The background: The USA and Europe are currently being hit by extremely high inflation - fueled by high energy prices and disrupted supply chains. The US Federal Reserve has therefore heralded the end of its ultra-loose monetary policy and significantly increased interest rates. Fed Chair Jerome Powell is preparing the markets for further aggressive interest rate moves. In view of weak growth in the eurozone, the European Central Bank has so far steadfastly refused to raise interest rates, which have long been in negative territory. But the central bankers are now clearly signaling that this will change in July.

Stock markets usually react to higher interest rates with price losses. Because this makes investment alternatives that yield interest more attractive. In addition, higher interest rates tend to dampen the economy and thus cloud the profit prospects of companies. This particularly affects highly indebted technology companies, which suffer particularly from rising interest rates.

At the moment the situation is even worse. The fear on the markets: In order to get the high inflation under control, the central banks could be forced to raise interest rates so much that the economy slides into recession - i.e. there is a phase of shrinking economy and high inflation.

The high inflation rates alone are already causing price losses. The latest data from the US, UK and Canada suggested inflation will remain high for longer than originally expected, says investment strategist Michael Hewson of brokerage firm CMC Markets. "This is bad news for consumers, profit margins and growth."

The mechanism: In addition to higher interest rates, rising prices also result in less consumption. Consumers are no longer able or willing to afford certain products that have become much more expensive. This depresses the profits of companies, which are also finding it increasingly difficult to pass on cost increases - for example for wages, transport, materials and energy - to their customers.

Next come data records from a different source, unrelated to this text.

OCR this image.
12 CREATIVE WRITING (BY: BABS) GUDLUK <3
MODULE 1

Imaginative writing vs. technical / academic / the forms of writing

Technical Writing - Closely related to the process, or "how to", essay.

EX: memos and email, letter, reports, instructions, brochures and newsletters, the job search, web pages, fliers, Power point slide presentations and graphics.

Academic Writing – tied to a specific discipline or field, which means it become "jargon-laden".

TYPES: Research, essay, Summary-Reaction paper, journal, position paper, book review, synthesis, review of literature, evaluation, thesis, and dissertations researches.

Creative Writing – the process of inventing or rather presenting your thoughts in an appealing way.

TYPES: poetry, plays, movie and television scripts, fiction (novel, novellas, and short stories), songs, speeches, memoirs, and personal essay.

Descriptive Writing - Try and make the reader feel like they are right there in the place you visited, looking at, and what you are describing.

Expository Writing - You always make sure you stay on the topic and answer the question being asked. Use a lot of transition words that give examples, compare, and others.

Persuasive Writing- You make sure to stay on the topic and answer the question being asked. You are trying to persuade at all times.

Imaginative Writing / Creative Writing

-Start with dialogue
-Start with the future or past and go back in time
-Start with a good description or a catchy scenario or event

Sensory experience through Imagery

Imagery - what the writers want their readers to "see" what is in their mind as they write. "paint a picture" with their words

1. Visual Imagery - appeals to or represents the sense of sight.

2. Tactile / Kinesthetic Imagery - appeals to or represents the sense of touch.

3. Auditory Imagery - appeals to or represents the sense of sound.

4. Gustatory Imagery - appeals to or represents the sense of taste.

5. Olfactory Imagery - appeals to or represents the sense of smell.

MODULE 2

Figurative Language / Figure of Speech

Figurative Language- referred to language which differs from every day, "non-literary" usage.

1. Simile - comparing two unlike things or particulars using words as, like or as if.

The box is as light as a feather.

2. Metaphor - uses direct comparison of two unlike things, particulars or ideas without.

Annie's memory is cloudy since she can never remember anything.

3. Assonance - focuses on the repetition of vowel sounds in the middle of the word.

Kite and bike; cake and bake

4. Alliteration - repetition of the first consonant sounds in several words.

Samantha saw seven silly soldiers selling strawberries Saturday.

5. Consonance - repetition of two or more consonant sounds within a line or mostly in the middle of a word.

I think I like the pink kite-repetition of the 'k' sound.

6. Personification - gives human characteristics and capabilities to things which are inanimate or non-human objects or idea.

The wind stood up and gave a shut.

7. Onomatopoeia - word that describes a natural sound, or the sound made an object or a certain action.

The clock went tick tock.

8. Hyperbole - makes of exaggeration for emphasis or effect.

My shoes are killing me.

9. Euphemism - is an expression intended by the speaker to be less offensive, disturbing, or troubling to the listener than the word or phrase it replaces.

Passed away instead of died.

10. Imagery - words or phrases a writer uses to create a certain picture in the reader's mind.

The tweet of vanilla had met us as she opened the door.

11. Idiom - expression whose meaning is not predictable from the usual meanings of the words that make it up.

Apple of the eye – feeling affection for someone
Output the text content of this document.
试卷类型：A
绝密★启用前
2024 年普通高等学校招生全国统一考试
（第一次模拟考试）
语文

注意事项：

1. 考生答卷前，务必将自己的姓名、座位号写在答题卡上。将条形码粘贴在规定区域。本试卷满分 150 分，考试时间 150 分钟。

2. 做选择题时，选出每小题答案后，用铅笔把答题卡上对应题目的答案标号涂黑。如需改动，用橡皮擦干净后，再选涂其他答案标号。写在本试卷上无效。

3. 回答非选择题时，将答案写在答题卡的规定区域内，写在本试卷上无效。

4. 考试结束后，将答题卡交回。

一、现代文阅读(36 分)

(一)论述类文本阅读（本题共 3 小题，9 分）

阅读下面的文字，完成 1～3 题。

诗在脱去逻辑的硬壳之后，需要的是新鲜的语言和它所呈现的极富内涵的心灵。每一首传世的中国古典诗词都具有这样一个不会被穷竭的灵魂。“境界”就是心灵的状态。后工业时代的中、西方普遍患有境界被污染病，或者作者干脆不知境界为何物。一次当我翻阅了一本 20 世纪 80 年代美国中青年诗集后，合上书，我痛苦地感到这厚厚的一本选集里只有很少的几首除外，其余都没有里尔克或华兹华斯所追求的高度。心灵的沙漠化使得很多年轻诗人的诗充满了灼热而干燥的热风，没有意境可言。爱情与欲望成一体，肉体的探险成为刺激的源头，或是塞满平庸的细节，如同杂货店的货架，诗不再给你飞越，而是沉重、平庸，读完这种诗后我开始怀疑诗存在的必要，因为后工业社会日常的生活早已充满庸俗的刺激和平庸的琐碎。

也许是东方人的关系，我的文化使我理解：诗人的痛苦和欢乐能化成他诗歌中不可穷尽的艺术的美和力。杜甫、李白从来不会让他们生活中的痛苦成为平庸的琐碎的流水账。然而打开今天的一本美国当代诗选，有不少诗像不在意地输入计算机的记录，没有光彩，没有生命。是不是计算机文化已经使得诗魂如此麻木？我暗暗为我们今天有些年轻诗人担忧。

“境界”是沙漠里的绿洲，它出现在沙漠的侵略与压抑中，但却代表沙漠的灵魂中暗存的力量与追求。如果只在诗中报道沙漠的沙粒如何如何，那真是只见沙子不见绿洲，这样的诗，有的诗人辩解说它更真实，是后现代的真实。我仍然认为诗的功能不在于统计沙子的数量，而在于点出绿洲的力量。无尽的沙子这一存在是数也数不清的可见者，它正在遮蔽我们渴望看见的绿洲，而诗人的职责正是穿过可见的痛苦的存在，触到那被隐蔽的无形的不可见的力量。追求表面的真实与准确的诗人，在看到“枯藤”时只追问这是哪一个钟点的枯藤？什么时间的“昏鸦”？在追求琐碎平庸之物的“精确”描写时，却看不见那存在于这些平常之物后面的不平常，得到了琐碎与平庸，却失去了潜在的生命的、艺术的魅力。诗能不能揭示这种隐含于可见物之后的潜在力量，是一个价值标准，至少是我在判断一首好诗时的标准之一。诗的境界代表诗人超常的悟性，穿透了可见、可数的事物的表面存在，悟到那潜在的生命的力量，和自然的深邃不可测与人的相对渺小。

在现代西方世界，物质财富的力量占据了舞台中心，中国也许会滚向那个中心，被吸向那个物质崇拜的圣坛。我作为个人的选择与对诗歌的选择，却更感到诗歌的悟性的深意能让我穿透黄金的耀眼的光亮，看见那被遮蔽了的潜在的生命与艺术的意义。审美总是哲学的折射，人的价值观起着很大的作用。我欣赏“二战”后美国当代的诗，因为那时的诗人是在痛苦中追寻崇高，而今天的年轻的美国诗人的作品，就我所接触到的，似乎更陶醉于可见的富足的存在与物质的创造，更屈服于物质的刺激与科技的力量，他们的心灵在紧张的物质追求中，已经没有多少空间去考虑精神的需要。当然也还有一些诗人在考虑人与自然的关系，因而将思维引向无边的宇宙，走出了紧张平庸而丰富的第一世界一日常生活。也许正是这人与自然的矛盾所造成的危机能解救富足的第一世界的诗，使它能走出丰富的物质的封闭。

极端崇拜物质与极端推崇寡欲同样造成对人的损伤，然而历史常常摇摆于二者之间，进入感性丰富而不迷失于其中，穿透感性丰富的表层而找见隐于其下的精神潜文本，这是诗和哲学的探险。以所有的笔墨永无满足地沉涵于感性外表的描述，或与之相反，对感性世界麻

US retailers, for example, are currently spoiling the mood on the stock exchanges because they are cashing in on their forecasts. After Walmart on Tuesday, it was now Target's turn. Its shares fell to their lowest level since November 2020, and the market value fell by a quarter. The retailer had pointed to a significant increase in costs, which means that it is likely to be less profitable this year than initially announced.

Against this background, fresh economic data from the USA should be of particular interest in the afternoon - from which they promise investors conclusions about the pace of the expected rate hikes by the Fed. The schedule includes the economic barometer from the Federal Reserve Bank of Philadelphia, which is forecast to have fallen in May.